The con-artist film is one of the most-structurally-distinctive American genres. The genre's foundational structural challenge is that the audience has to be both invested in the con's success and aware that the protagonists are deceiving someone (typically other people on screen, sometimes the audience itself). The working tension between these two viewing-positions is what produces the specific dramatic energy that the con-artist genre delivers. The twelve films below represent the canon's strongest entries across multiple decades.
The structural pattern across the canon is that the strongest con-artist films are those that engage the con as a character-revealing structural device rather than as pure plot-mechanism content. The audience has to care about the con artists as people for the working dramatic energy to operate; the films that treat the con as pure mechanism (without character investment in the perpetrators) typically fail to deliver the full dramatic substance the genre can produce. The twelve films above all engage their con artists as full characters rather than as pure functional units.
The major-studio heist film
- The Sting (1973) — George Roy Hill's Newman-and-Redford reunion after Butch Cassidy. Seven Oscars including Best Picture. The structural template for subsequent major-studio con-artist cinema.
- Ocean's Eleven (2001) — Steven Soderbergh's ensemble-heist remake. George Clooney leading an eleven-character casino heist. The film generated three subsequent sequels and substantially restored the major-studio ensemble-heist format.
- Heat (1995) — Michael Mann's Los Angeles crime epic. Robert De Niro and Al Pacino. Three-hour running time. The film operates as much as cops-and-robbers character study as as conventional heist film.
- Inside Man (2006) — Spike Lee's New York bank-heist thriller. Denzel Washington, Clive Owen, Jodie Foster.
The con-artist character study
- Catch Me If You Can (2002) — Steven Spielberg's biographical drama about Frank Abagnale Jr., the teenage con artist whose multiple-identity schemes across the 1960s the film engages as both crime story and family-dysfunction character study.
- Paper Moon (1973) — Peter Bogdanovich's Depression-era con-artist comedy. Ryan O'Neal and Tatum O'Neal (real-life father-and-daughter pair). Tatum O'Neal Best Supporting Actress Oscar (still the youngest Oscar winner in any competitive acting category).
- The Grifters (1990) — Stephen Frears's adaptation of the Jim Thompson novel. Anjelica Huston, John Cusack, Annette Bening. Four Oscar nominations.

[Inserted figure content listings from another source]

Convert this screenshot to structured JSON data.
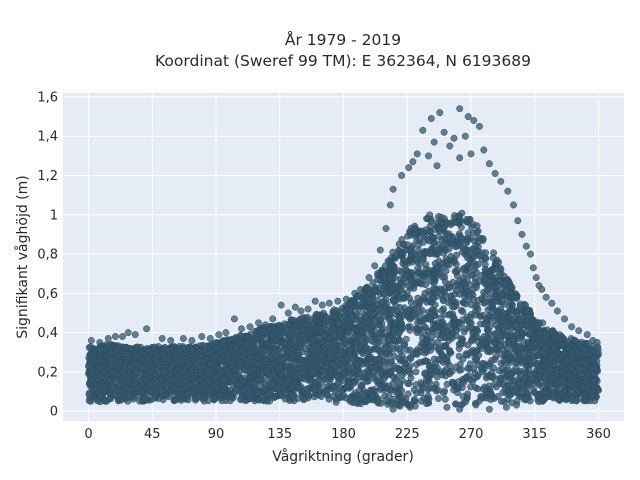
{
  "chart_data": {
    "type": "scatter",
    "title": "År 1979 - 2019",
    "subtitle": "Koordinat (Sweref 99 TM): E 362364, N 6193689",
    "xlabel": "Vågriktning (grader)",
    "ylabel": "Signifikant våghöjd (m)",
    "xlim": [
      -18,
      378
    ],
    "ylim": [
      -0.05,
      1.62
    ],
    "x_ticks": [
      0,
      45,
      90,
      135,
      180,
      225,
      270,
      315,
      360
    ],
    "x_tick_labels": [
      "0",
      "45",
      "90",
      "135",
      "180",
      "225",
      "270",
      "315",
      "360"
    ],
    "y_ticks": [
      0,
      0.2,
      0.4,
      0.6,
      0.8,
      1.0,
      1.2,
      1.4,
      1.6
    ],
    "y_tick_labels": [
      "0",
      "0,2",
      "0,4",
      "0,6",
      "0,8",
      "1",
      "1,2",
      "1,4",
      "1,6"
    ],
    "grid": true,
    "colors": {
      "plot_bg": "#e5ecf6",
      "grid": "#ffffff",
      "marker": "#34586f",
      "marker_edge": "#2a4a5e"
    },
    "series": [
      {
        "marker_opacity": 0.75,
        "envelope": {
          "x": [
            0,
            15,
            30,
            45,
            60,
            75,
            90,
            105,
            120,
            135,
            150,
            165,
            180,
            195,
            210,
            225,
            240,
            255,
            265,
            270,
            285,
            300,
            315,
            330,
            345,
            360
          ],
          "low": [
            0.04,
            0.05,
            0.05,
            0.05,
            0.05,
            0.05,
            0.05,
            0.05,
            0.05,
            0.05,
            0.05,
            0.05,
            0.04,
            0.03,
            0.03,
            0.02,
            0.03,
            0.03,
            0.03,
            0.03,
            0.03,
            0.03,
            0.04,
            0.05,
            0.05,
            0.05
          ],
          "high": [
            0.33,
            0.34,
            0.33,
            0.33,
            0.33,
            0.33,
            0.35,
            0.38,
            0.42,
            0.45,
            0.48,
            0.5,
            0.53,
            0.62,
            0.76,
            0.92,
            1.0,
            1.0,
            1.01,
            1.0,
            0.82,
            0.62,
            0.48,
            0.4,
            0.36,
            0.33
          ]
        },
        "outliers": [
          {
            "x": 242,
            "y": 1.49
          },
          {
            "x": 248,
            "y": 1.52
          },
          {
            "x": 262,
            "y": 1.54
          },
          {
            "x": 268,
            "y": 1.5
          },
          {
            "x": 272,
            "y": 1.48
          },
          {
            "x": 276,
            "y": 1.45
          },
          {
            "x": 236,
            "y": 1.43
          },
          {
            "x": 251,
            "y": 1.42
          },
          {
            "x": 258,
            "y": 1.39
          },
          {
            "x": 266,
            "y": 1.4
          },
          {
            "x": 244,
            "y": 1.37
          },
          {
            "x": 255,
            "y": 1.35
          },
          {
            "x": 279,
            "y": 1.33
          },
          {
            "x": 232,
            "y": 1.31
          },
          {
            "x": 240,
            "y": 1.3
          },
          {
            "x": 262,
            "y": 1.29
          },
          {
            "x": 270,
            "y": 1.31
          },
          {
            "x": 229,
            "y": 1.27
          },
          {
            "x": 283,
            "y": 1.26
          },
          {
            "x": 226,
            "y": 1.24
          },
          {
            "x": 246,
            "y": 1.25
          },
          {
            "x": 287,
            "y": 1.21
          },
          {
            "x": 221,
            "y": 1.2
          },
          {
            "x": 291,
            "y": 1.17
          },
          {
            "x": 215,
            "y": 1.13
          },
          {
            "x": 296,
            "y": 1.12
          },
          {
            "x": 300,
            "y": 1.05
          },
          {
            "x": 303,
            "y": 0.97
          },
          {
            "x": 306,
            "y": 0.9
          },
          {
            "x": 309,
            "y": 0.84
          },
          {
            "x": 312,
            "y": 0.8
          },
          {
            "x": 314,
            "y": 0.73
          },
          {
            "x": 316,
            "y": 0.68
          },
          {
            "x": 318,
            "y": 0.64
          },
          {
            "x": 320,
            "y": 0.62
          },
          {
            "x": 323,
            "y": 0.58
          },
          {
            "x": 327,
            "y": 0.55
          },
          {
            "x": 331,
            "y": 0.51
          },
          {
            "x": 336,
            "y": 0.47
          },
          {
            "x": 341,
            "y": 0.43
          },
          {
            "x": 346,
            "y": 0.41
          },
          {
            "x": 352,
            "y": 0.39
          },
          {
            "x": 356,
            "y": 0.36
          },
          {
            "x": 198,
            "y": 0.68
          },
          {
            "x": 202,
            "y": 0.74
          },
          {
            "x": 206,
            "y": 0.82
          },
          {
            "x": 210,
            "y": 0.93
          },
          {
            "x": 213,
            "y": 1.05
          },
          {
            "x": 188,
            "y": 0.6
          },
          {
            "x": 192,
            "y": 0.62
          },
          {
            "x": 182,
            "y": 0.57
          },
          {
            "x": 176,
            "y": 0.56
          },
          {
            "x": 170,
            "y": 0.55
          },
          {
            "x": 165,
            "y": 0.54
          },
          {
            "x": 160,
            "y": 0.56
          },
          {
            "x": 155,
            "y": 0.52
          },
          {
            "x": 150,
            "y": 0.51
          },
          {
            "x": 146,
            "y": 0.53
          },
          {
            "x": 141,
            "y": 0.5
          },
          {
            "x": 136,
            "y": 0.54
          },
          {
            "x": 130,
            "y": 0.47
          },
          {
            "x": 125,
            "y": 0.44
          },
          {
            "x": 120,
            "y": 0.45
          },
          {
            "x": 114,
            "y": 0.43
          },
          {
            "x": 108,
            "y": 0.42
          },
          {
            "x": 103,
            "y": 0.47
          },
          {
            "x": 97,
            "y": 0.4
          },
          {
            "x": 92,
            "y": 0.39
          },
          {
            "x": 86,
            "y": 0.37
          },
          {
            "x": 80,
            "y": 0.38
          },
          {
            "x": 73,
            "y": 0.36
          },
          {
            "x": 67,
            "y": 0.37
          },
          {
            "x": 58,
            "y": 0.36
          },
          {
            "x": 52,
            "y": 0.37
          },
          {
            "x": 41,
            "y": 0.42
          },
          {
            "x": 33,
            "y": 0.39
          },
          {
            "x": 28,
            "y": 0.4
          },
          {
            "x": 24,
            "y": 0.38
          },
          {
            "x": 19,
            "y": 0.38
          },
          {
            "x": 14,
            "y": 0.37
          },
          {
            "x": 8,
            "y": 0.35
          },
          {
            "x": 2,
            "y": 0.36
          },
          {
            "x": 359,
            "y": 0.35
          },
          {
            "x": 215,
            "y": 0.01
          },
          {
            "x": 227,
            "y": 0.02
          },
          {
            "x": 262,
            "y": 0.01
          },
          {
            "x": 283,
            "y": 0.01
          },
          {
            "x": 295,
            "y": 0.02
          },
          {
            "x": 253,
            "y": 0.02
          }
        ]
      }
    ]
  }
}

- Matchstick Men (2003) — Ridley Scott's Nicolas Cage character study about a con-artist with severe obsessive-compulsive disorder.
The Mamet-influenced con cinema
- House of Games (1987) — David Mamet's directorial debut. The film established the working template for subsequent Mamet-influenced con cinema. Lindsay Crouse as the psychiatrist drawn into a Chicago con-artist network.
- Nine Queens (2000) — Fabián Bielinsky's Argentine Spanish-language con-artist drama. The film is, by general consensus, the most-significant non-English-language entry in the canon.
The con-artist comedy
- Dirty Rotten Scoundrels (1988) — Frank Oz's Steve Martin-and-Michael Caine comedy. The two as competing con artists working the French Riviera.
- American Hustle (2013) — David O. Russell's 1970s con-artist period drama. Ten Oscar nominations (zero wins). Christian Bale, Amy Adams, Bradley Cooper, Jennifer Lawrence, Jeremy Renner.